Giving Compass' Take:

• Lloyd Alter at TreeHugger discusses what the U.S. is doing with recycling now that it's not being shipped to China and what other countries across the globe are doing too.

• One problem in North America is the mixed recycling bins, which were easier for the homeowners but required so much labor in China to separate out everything. How can state officials access donor capital to help fund needs for a sustainable recycling program? 

Here's how small U.S. cities are fighting to save recycling. 


It's déjà vu all over again as the industry pushes "chemical recycling".

We have had recycling since the seventies. It's part of our lives. Saabira Chaudhuri writes in the Wall Street Journal:

For decades, America and much of the developed world threw their used plastic bottles, soda cans and junk mail in one bin. The trash industry then shipped much of that thousands of miles to China, the world’s biggest consumer of scrap material, to be sorted and turned into new products.

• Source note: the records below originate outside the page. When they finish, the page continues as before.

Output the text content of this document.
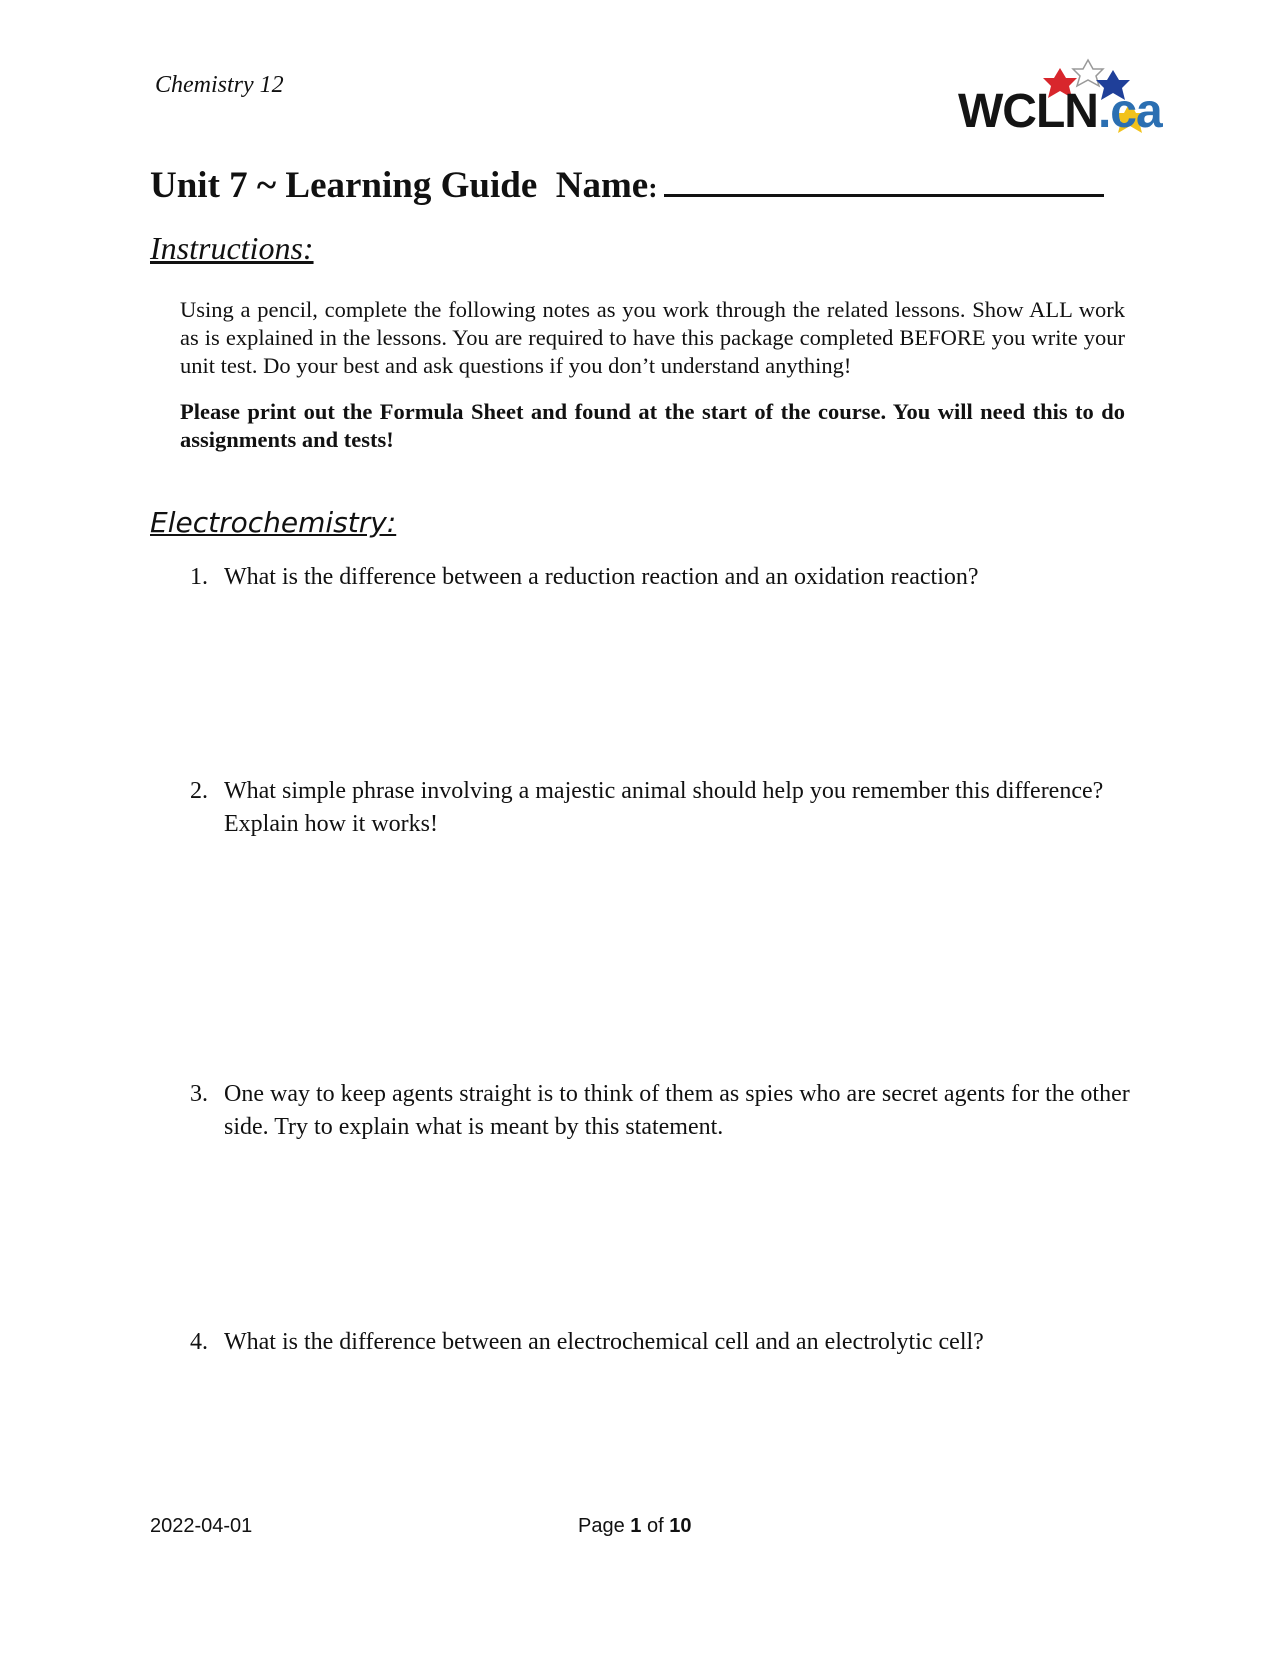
Chemistry 12	WCLN.ca
Unit 7 ~ Learning Guide Name:
Instructions:
Using a pencil, complete the following notes as you work through the related lessons. Show ALL work as is explained in the lessons. You are required to have this package completed BEFORE you write your unit test. Do your best and ask questions if you don’t understand anything!
Please print out the Formula Sheet and found at the start of the course. You will need this to do assignments and tests!
Electrochemistry:
1. What is the difference between a reduction reaction and an oxidation reaction?
2. What simple phrase involving a majestic animal should help you remember this difference? Explain how it works!
3. One way to keep agents straight is to think of them as spies who are secret agents for the other side. Try to explain what is meant by this statement.
4. What is the difference between an electrochemical cell and an electrolytic cell?
2022-04-01	Page 1 of 10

Then everything changed when China closed its doors. Other Asian countries have followed suit. Shipments of plastic to China are down 89 percent, mixed paper is down 96 percent. So what is happening now?

The U.K. is burning more of its trash, including dirty or low-value recycling. Attitudes toward incineration vary greatly by country. In the U.S., where space is plentiful, it has long been cheaper to send materials to landfills, and incineration has remained unpopular. Across much of Europe, by contrast, trash burned for energy has been popular for years.